Case 3: What new technologies are being developed to sequence your personal genome?

CASE 3 YOU, FROM A TO T: YOUR PERSONAL GENOME

One of the high points of modern biology has been the determination of the complete nucleotide sequence of the DNA in a large number of species, including ours. The human genome and many others were sequenced by Sanger sequencing. This technique works well and is still the gold standard for accuracy, but it takes time and is expensive for large genomes like the human genome. There have been many improvements in Sanger sequencing since it was first described, including the use of four-color fluorescent dyes to label the DNA fragments, capillary electrophoresis to separate the fragments, photocells to read the fluorescent signals automatically as the products run off the gel, and highly efficient enzymes. Together, these methods have increased the speed and decreased the cost of DNA sequencing considerably.

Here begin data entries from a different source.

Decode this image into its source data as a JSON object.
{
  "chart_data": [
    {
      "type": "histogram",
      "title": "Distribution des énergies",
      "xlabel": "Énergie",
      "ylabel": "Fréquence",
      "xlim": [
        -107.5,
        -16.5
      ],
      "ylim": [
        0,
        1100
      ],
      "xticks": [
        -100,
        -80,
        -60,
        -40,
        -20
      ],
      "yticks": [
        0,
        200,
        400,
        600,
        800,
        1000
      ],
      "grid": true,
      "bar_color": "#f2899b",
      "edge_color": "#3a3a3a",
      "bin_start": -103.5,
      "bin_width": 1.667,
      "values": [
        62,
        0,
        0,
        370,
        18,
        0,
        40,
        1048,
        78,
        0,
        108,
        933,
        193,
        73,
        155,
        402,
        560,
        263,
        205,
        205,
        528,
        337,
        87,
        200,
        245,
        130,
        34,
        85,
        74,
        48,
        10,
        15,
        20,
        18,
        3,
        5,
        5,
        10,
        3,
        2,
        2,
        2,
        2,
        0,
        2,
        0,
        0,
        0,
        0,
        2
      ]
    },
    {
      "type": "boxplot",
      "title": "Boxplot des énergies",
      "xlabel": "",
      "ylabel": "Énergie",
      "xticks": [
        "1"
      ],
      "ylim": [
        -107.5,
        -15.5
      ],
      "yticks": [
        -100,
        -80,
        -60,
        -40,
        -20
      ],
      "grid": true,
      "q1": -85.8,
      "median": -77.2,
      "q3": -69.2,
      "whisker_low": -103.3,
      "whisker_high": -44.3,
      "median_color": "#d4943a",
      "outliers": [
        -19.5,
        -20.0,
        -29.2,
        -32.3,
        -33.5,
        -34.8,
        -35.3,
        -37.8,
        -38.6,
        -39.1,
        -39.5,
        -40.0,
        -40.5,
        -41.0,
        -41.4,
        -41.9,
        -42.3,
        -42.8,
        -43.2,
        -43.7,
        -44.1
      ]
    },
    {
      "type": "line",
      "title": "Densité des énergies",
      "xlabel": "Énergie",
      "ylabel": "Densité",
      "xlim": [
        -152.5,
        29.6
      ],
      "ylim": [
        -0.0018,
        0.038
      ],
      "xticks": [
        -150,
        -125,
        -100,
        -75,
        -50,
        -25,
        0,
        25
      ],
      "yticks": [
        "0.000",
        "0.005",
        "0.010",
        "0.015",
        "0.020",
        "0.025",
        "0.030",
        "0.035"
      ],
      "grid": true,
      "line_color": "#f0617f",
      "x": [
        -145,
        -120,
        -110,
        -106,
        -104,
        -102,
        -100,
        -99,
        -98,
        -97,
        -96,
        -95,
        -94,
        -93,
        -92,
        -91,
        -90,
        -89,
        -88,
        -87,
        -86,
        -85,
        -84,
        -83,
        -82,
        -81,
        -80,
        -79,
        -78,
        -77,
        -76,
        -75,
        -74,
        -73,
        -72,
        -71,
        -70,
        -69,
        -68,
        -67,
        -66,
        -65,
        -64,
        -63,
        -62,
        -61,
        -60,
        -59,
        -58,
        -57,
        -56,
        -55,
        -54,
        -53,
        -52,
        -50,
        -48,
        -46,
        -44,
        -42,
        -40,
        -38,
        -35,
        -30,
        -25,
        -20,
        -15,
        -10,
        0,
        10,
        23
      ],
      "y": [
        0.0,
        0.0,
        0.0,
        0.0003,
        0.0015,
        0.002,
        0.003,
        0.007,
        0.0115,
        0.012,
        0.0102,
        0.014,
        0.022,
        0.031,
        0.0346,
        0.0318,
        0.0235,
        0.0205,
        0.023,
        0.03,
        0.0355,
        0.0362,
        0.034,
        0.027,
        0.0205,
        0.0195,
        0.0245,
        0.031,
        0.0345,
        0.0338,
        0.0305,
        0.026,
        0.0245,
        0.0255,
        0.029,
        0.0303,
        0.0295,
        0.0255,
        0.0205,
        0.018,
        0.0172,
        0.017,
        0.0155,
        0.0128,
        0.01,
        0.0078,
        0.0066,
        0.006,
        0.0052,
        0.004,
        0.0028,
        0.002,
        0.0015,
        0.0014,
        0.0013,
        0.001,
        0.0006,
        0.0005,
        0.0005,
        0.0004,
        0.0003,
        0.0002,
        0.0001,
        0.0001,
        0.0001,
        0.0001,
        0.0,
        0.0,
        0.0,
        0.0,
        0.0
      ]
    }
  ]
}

However, being able to sequence everyone’s genome, including yours, will require new technologies to bring down the cost further and to increase the speed of sequencing. The first human genome sequence, completed in 2003 at a cost of approximately $2.7 billion, stimulated great interest in large-scale sequencing and the development of devices that increased scale and decreased cost. As in the development of computer hardware, emphasis was on making the sequencing devices smaller while increasing their capacity through automation.

Modern methods of sequencing include the use of fluorescent nucleotides or light-detection devices that reveal the identity of each base as it is added to the growing end of a DNA strand. Another approach passes individual DNA molecules through a pore in a charged membrane; as each nucleotide passes through the pore it is identified by means of the tiny difference in charge that occurs. These miniaturized and automated devices carry out what is often called massively parallel sequencing, which can determine the sequence of hundreds of millions of base pairs in a few hours.

The goal of technology development was captured in the catchphrase “the $1000 genome,” a largely symbolic target indicating a reduction in sequencing cost from about $1 million per megabase to less than $1 per megabase. For all practical purposes, the $1000-genome target has been achieved, but $1000 is still too costly to make genome sequencing a routine diagnostic procedure. The technologies are still evolving and the costs decreasing, and so it is a fair bet that in the coming years your own personal genome can be sequenced quickly and cheaply.